“He sleeps, his muscles tic, bob, jump ... and hit me”

PEOPLE enter marriage with all sorts of odd needs that have to be stitched in so the seams hardly show. This is the stuff of compromise, which is the stuff of relationships. But some needs are easier to harmonise than others; weird sleeping habits need to be accommodated, but they’re tricky.

“He sleeps, his muscles tic, bob, jump ... and hit me”

Who hasn’t gone to sleep in good humour, only to wake up shivering with feet that are -2C and had a barely-conscious, yet terse debate about unequal spouse-to-duvet ratio? Conditions of warmth can be a delicate point of negotiation; my Dad decamped from a four-poster bed, which he’d purchased in a fit of post-nuptial folly, after a week, citing exhaustion from round-the-clock wakefulness. While dad slept under the stairs with eight blankets in blackout pitch, my mother slept in the four-poster under a sheet, until romance gave way to pragmatism after six weeks, when they bought twin beds and pushed them together in an arrangement that might have signified a lack of intimacy to those who didn’t know them better. “We didn’t care if it signified a lack of intimacy,” Mum says, “at least, by sleeping in twin beds, we didn’t kill it.”
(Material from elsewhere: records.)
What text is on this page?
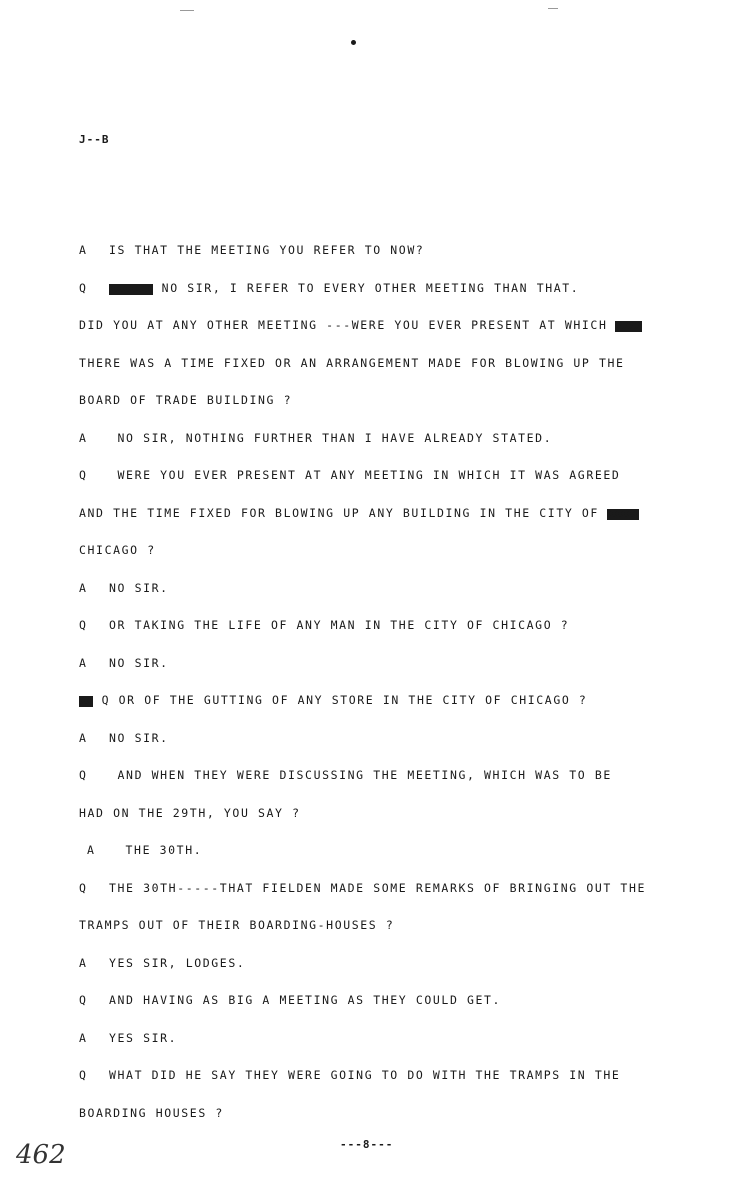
J--B
A IS THAT THE MEETING YOU REFER TO NOW?
Q XXXXXXX NO SIR, I REFER TO EVERY OTHER MEETING THAN THAT.
DID YOU AT ANY OTHER MEETING ---WERE YOU EVER PRESENT AT WHICH XXXX
THERE WAS A TIME FIXED OR AN ARRANGEMENT MADE FOR BLOWING UP THE
BOARD OF TRADE BUILDING ?
A NO SIR, NOTHING FURTHER THAN I HAVE ALREADY STATED.
Q WERE YOU EVER PRESENT AT ANY MEETING IN WHICH IT WAS AGREED
AND THE TIME FIXED FOR BLOWING UP ANY BUILDING IN THE CITY OF XXXXX
CHICAGO ?
A NO SIR.
Q OR TAKING THE LIFE OF ANY MAN IN THE CITY OF CHICAGO ?
A NO SIR.
XX Q OR OF THE GUTTING OF ANY STORE IN THE CITY OF CHICAGO ?
A NO SIR.
Q AND WHEN THEY WERE DISCUSSING THE MEETING, WHICH WAS TO BE
HAD ON THE 29TH, YOU SAY ?
A THE 30TH.
Q THE 30TH-----THAT FIELDEN MADE SOME REMARKS OF BRINGING OUT THE
TRAMPS OUT OF THEIR BOARDING-HOUSES ?
A YES SIR, LODGES.
Q AND HAVING AS BIG A MEETING AS THEY COULD GET.
A YES SIR.
Q WHAT DID HE SAY THEY WERE GOING TO DO WITH THE TRAMPS IN THE
BOARDING HOUSES ?
---8---
462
My husband and I have spent the past 25 years speaking the same language of sleep. We’ve harmonised our duvet tog-and-light requirements and recalibrated sleeping positions on an ongoing basis to accommodate all sorts of variables; third-trimester bellies, small children, books, cricket scores on a radio stuck to my husband’s ear, every kind of mood, and a broken leg, but never (as in the case of a friend of mine who sleeps with two border collies and a ginger tom) pets.

We have experimented with sleeping positions, nose-to-nose (briefly), starfish and spooning, but we settled for loose entwinement followed by a mutual scuttle to opposite sides of the bed with a pillow’s width of space between us. It works. Or at least it did till now.

My new sleep routine is as follows:

1. We have done loose entwinement and scuttled to outer edges of the bed. I sink slowly into the hazy world that prefigures dead-dog sleep; the place where thoughts interrupt themselves and half-formed sentences wig-wag lazily around inside my head. My limbs loosen and I slide into oblivion with a whoosh as silent as an owl’s wing.

2. I wake up suddenly. Eyes ping wide open. I rewind and start at the beginning: I sink — more slowly this time — into a hazy world, chase the tail of wig-wagging thoughts, feel limbs loosen, slide into oblivion, whoosh … wake up. (Repeat on loop for best part of night.)

This is caused by a condition called restless leg syndrome (RLS). Don’t be fooled by its unscientific, benign appellation — it belies the true nature of the condition. It’s the second most irritating condition known to man and only pipped to the post by restless leg syndrome by proxy, which is what I have. This is characterised by extreme frustration that comes from being kept awake by someone who has RLS.

I’ve looked it up: “RLS is a neurological disorder characterised by an irresistible urge to move one’s body to stop odd sensations, which can most closely be compared to an itch in the leg muscles you can’t scratch or a tickle that won’t stop. The sensations typically begin when relaxing or trying to sleep. In addition, most individuals with RLS have limb jerking during sleep. It most commonly affects the legs, but can affect the arms, torso, and even phantom limbs (?). Moving the affected body part modulates the sensations, providing temporary relief.”

There is no mention of restless leg syndrome by proxy and there is no relief for it either. Nope, no relief for the proxy sufferer, and here’s why. Every night, following medical advice, my husband takes magnesium supplements and does his stretching exercises before entering RLS phase one: he gets into bed and twitches with extraordinary vigour for an hour, bouncing me clear off the bed while I go up and down, up and down the slide into oblivion. When I’m finally hovering on the brink of sleep, RLS phase two begins: he finds merciful relief and enters the dead-dog stage of sleep. Phase two is the unconscious phase of limb jerking. While he sleeps, his muscles tic, bob, jump and fly out any old way, hitting me. The halcyon days of plumping pillows, tethering our limbs loosely together, snuggling down in our chosen spots and drifting off in quiet companionship have disappeared, replaced by cattle-prodding on his side of the bed and furious insomnia on mine.